Neustadt is a member of the international town friendship group Neustadt in Europa with 34 members in five countries (as of 15 August 2005).

==Culture and sightseeing==
- Holzbachschlucht (gorge near Seck)
- Wacholderheide (juniper heath near Westernohe)

==Economy and infrastructure==
Neustadt is served by the local bus lines 483 (Bad Marienberg - Rennerod), 484 (Rennerod - Westerburg) and 972 (Zehnhausen - Liebenscheid).
Neustadt is located in the transport association Verkehrsverbund Rhein-Mosel (VRM), zone number 445.

Right near the municipality run Bundesstraßen 54, linking Limburg an der Lahn with Siegen, and 255, leading from Montabaur to Herborn. The nearest Autobahn interchange is Haiger/Burbach on the A 45 (Dortmund-Hanau), some 18 km away.

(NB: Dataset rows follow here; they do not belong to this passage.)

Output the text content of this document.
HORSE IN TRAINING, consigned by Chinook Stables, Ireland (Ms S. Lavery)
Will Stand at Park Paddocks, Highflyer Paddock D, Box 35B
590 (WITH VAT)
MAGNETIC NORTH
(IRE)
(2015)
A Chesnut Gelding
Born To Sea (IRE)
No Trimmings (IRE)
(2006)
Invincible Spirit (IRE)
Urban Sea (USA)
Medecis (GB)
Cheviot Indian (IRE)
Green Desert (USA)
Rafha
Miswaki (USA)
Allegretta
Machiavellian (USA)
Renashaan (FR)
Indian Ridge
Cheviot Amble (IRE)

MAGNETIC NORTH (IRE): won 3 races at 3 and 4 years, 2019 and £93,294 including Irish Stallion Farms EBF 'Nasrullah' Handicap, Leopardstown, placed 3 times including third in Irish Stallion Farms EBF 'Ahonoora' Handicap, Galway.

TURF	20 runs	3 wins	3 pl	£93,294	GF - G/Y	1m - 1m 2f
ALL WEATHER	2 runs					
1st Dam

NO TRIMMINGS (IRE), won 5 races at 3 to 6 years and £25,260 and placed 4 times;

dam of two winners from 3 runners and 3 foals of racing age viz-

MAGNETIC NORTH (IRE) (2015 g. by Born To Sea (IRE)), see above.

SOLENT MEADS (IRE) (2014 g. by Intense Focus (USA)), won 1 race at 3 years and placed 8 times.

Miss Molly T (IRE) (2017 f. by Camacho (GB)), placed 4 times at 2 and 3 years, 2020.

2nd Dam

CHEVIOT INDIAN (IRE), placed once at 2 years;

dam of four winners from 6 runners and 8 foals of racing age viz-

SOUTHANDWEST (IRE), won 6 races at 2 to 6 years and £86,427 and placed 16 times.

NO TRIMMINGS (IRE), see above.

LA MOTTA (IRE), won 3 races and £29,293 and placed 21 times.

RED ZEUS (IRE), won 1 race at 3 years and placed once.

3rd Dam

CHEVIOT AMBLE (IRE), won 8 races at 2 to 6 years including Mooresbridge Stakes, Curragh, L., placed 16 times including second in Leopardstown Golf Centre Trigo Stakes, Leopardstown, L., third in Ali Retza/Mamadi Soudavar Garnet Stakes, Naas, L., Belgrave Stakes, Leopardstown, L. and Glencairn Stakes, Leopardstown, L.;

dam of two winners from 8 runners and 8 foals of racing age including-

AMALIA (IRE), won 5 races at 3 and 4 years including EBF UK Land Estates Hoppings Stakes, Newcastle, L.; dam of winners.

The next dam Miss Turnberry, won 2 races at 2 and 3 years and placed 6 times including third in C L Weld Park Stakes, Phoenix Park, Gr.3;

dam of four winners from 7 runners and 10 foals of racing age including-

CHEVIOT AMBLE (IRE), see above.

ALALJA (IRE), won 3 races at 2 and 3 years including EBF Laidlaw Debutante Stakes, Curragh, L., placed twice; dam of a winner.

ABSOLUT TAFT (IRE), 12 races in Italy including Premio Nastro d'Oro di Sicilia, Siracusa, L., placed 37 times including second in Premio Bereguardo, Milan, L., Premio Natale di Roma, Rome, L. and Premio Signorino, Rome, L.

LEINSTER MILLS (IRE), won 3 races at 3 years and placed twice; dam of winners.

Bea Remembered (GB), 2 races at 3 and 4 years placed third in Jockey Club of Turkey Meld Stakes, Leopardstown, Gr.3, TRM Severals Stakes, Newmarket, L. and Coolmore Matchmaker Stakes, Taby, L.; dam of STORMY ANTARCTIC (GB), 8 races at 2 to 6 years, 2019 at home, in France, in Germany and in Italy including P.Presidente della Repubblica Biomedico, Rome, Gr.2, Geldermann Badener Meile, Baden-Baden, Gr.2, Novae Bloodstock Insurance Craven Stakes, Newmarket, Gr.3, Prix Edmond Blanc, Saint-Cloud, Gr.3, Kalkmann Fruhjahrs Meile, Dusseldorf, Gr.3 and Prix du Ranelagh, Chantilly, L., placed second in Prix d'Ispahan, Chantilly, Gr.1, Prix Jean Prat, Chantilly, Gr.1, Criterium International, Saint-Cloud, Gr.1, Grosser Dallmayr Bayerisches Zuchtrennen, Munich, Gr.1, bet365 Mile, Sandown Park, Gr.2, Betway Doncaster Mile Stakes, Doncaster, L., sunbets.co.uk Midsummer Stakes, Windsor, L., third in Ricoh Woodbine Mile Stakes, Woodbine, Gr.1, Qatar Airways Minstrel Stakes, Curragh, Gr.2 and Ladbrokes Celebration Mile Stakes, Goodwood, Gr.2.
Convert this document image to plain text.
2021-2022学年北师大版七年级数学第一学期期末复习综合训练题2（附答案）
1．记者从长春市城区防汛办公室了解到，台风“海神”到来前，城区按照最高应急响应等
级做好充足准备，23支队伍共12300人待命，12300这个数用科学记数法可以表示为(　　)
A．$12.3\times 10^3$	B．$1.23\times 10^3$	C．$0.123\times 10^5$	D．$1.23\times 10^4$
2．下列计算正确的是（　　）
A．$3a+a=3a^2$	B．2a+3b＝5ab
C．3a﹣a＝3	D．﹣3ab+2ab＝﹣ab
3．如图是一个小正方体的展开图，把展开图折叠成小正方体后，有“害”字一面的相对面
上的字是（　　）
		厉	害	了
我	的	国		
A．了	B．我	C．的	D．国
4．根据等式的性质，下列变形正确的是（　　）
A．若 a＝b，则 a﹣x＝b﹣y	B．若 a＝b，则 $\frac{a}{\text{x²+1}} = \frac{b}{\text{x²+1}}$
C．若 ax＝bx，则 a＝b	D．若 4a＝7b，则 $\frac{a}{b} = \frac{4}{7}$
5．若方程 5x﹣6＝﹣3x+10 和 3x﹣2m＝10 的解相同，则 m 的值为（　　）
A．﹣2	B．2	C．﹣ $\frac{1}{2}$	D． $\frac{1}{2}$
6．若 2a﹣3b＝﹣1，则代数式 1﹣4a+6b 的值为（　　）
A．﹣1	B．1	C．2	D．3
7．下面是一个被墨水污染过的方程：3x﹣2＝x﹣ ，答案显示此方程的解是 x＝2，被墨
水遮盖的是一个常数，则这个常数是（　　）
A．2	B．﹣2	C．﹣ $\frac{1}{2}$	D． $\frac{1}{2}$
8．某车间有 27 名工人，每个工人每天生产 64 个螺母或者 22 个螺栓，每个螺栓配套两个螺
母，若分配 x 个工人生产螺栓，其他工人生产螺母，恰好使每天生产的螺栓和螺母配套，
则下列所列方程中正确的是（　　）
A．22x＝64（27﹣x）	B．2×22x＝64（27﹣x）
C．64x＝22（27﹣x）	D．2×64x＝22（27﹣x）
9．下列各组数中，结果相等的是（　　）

The train station Niederroßbach-Neustadt was located at the Cross Westerwald railway (Montabaur - Wallmerod - Westerburg - Rennerod - Herborn), which is out of service for passenger trains, today the nearest accessibility to train service is Westerburg station at the Limburg-Altenkirchen railway (RB90).
The nearest InterCityExpress stop is the railway station at Montabaur on the Cologne-Frankfurt high-speed rail line.